By Erica C. Barnett January 7, 2011

The LA Times reports
on an interesting conundrum facing Washington State as we consider building the largest coal-export facility on the West Coast: If coal is mined in Montana, shipped from Washington, and burned in China, who's responsible for the greenhouse-gas emissions?
While the state is examining the impact of increased greenhouse gas emissions from truck and rail traffic to the proposed facility, environmental groups want them to go a big step further, arguing that slowing coal-based emissions in China starts with stopping coal shipments from U.S. shores.

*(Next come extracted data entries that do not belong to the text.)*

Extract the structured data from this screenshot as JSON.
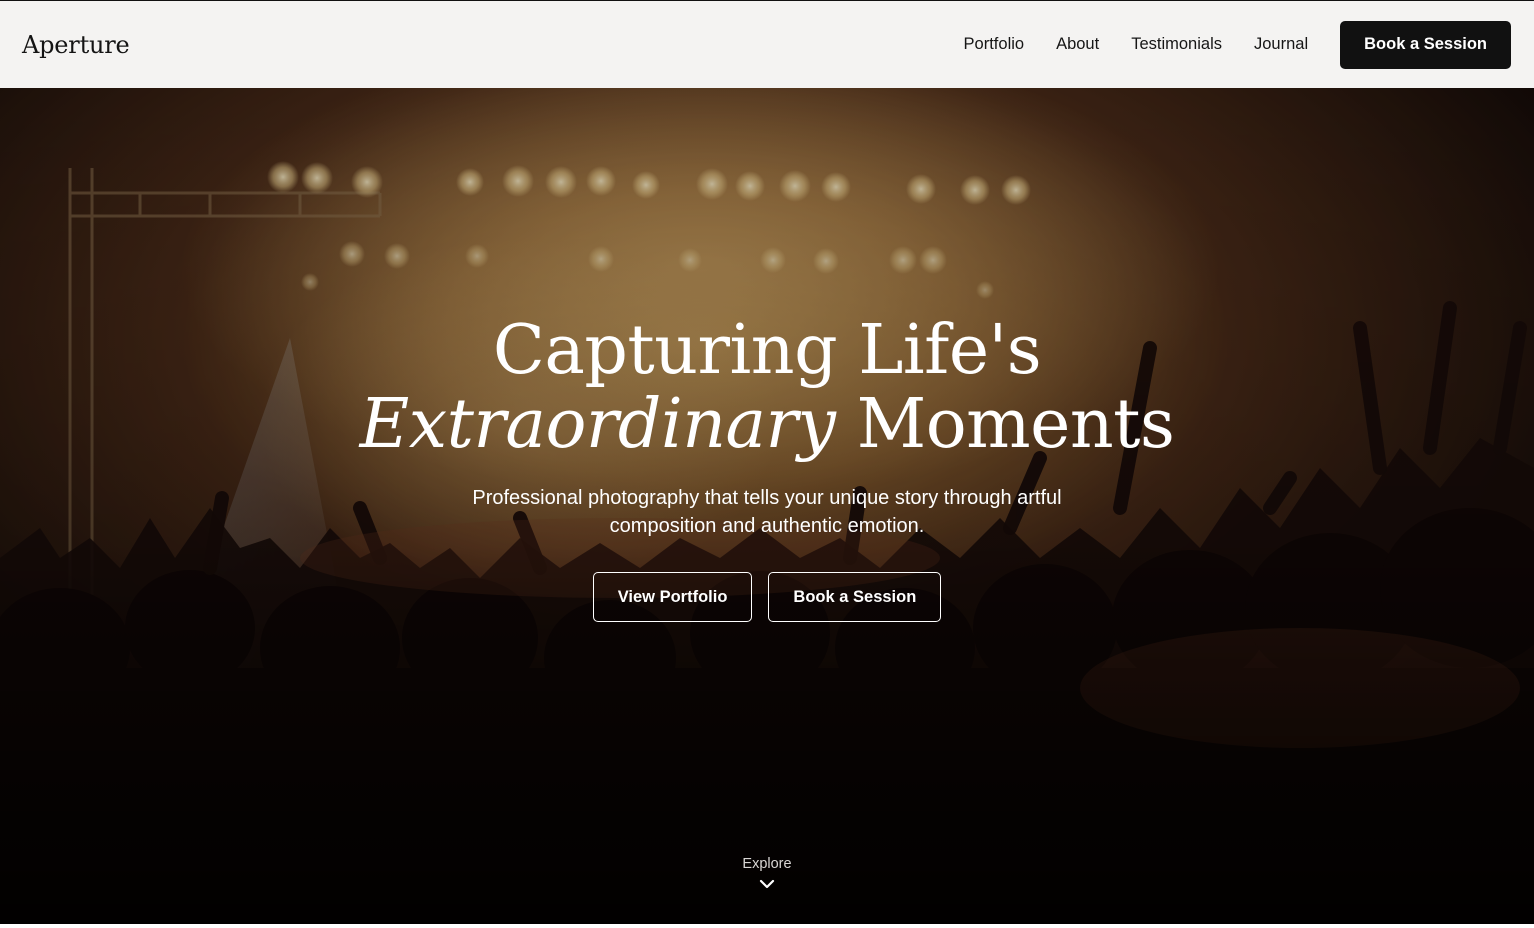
{
  "brand": {
    "name": "Aperture"
  },
  "nav": {
    "links": [
      "Portfolio",
      "About",
      "Testimonials",
      "Journal"
    ],
    "cta_label": "Book a Session"
  },
  "hero": {
    "title_line1": "Capturing Life's",
    "title_italic": "Extraordinary",
    "title_line2_rest": " Moments",
    "subtitle": "Professional photography that tells your unique story through artful composition and authentic emotion.",
    "primary_cta": "View Portfolio",
    "secondary_cta": "Book a Session",
    "explore_label": "Explore",
    "explore_icon": "chevron-down-icon",
    "background_image": "concert-crowd-photo"
  },
  "colors": {
    "header_bg": "#f4f3f2",
    "cta_bg": "#111111",
    "hero_text": "#ffffff",
    "stage_glow": "#c89a4a"
  }
}
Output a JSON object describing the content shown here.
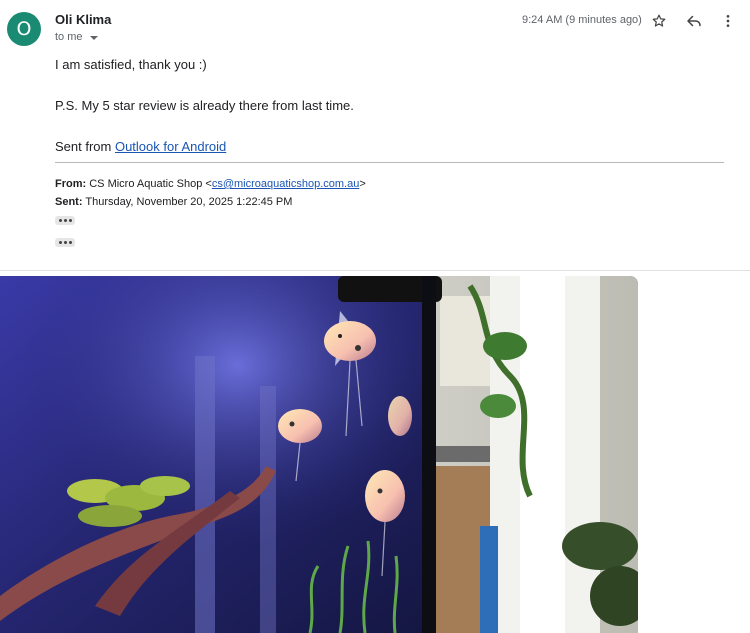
{
  "header": {
    "avatar_letter": "O",
    "sender_name": "Oli Klima",
    "recipient_label": "to me",
    "timestamp": "9:24 AM (9 minutes ago)"
  },
  "icons": [
    "star-icon",
    "reply-icon",
    "more-vert-icon",
    "chevron-down-icon",
    "ellipsis-icon"
  ],
  "message": {
    "line1": "I am satisfied, thank you :)",
    "line2": "P.S. My 5 star review is already there from last time.",
    "sent_from_prefix": "Sent from ",
    "sent_from_link": "Outlook for Android"
  },
  "quoted": {
    "from_label": "From:",
    "from_name": "CS Micro Aquatic Shop <",
    "from_email": "cs@microaquaticshop.com.au",
    "from_suffix": ">",
    "sent_label": "Sent:",
    "sent_value": "Thursday, November 20, 2025 1:22:45 PM"
  },
  "attachment": {
    "kind": "photo of an aquarium with angelfish"
  },
  "colors": {
    "avatar_bg": "#1a8a72",
    "link": "#1a55b5",
    "secondary_text": "#5f6368"
  }
}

No state or federal laws require officials to review the greenhouse gas effects that U.S. projects may produce on the other side of the world. But they ought to, say conservationists seeking to halt Millennium Bulk Logistics' proposed facility on the Columbia River at Longview, Wash. They say efforts to shut down coal-fired power plants in this country are fruitless if American coal goes to power plants in China.

The Cowlitz County board of commissioners ultimately approved the coal facility, which will go through final state review in April, after Montana Gov. Brian Schweitzer appeared before the commissioners to argue against a recommendation by the state Department of Ecology's that the state factor in all the greenhouse-gas emissions created by products that are shipped through the state when calculating a product's carbon footprint.
Joseph A. Cannon, Millennium's chief executive, said exporting coal would result in no net increase in greenhouse gas emissions in Washington state.

But KC Golden, policy director in Seattle at the nonprofit group Climate Solutions, said a broader review was in order.

"We are really at a huge economic crossroads, and we believe a moral crossroads, in terms of the relationship of our state to this global problem," he said. "Washington is making a choice about whether to become a resource colony for Asian economies, or whether we're going to continue on the path we've begun, which is to transition to a clean-energy economy."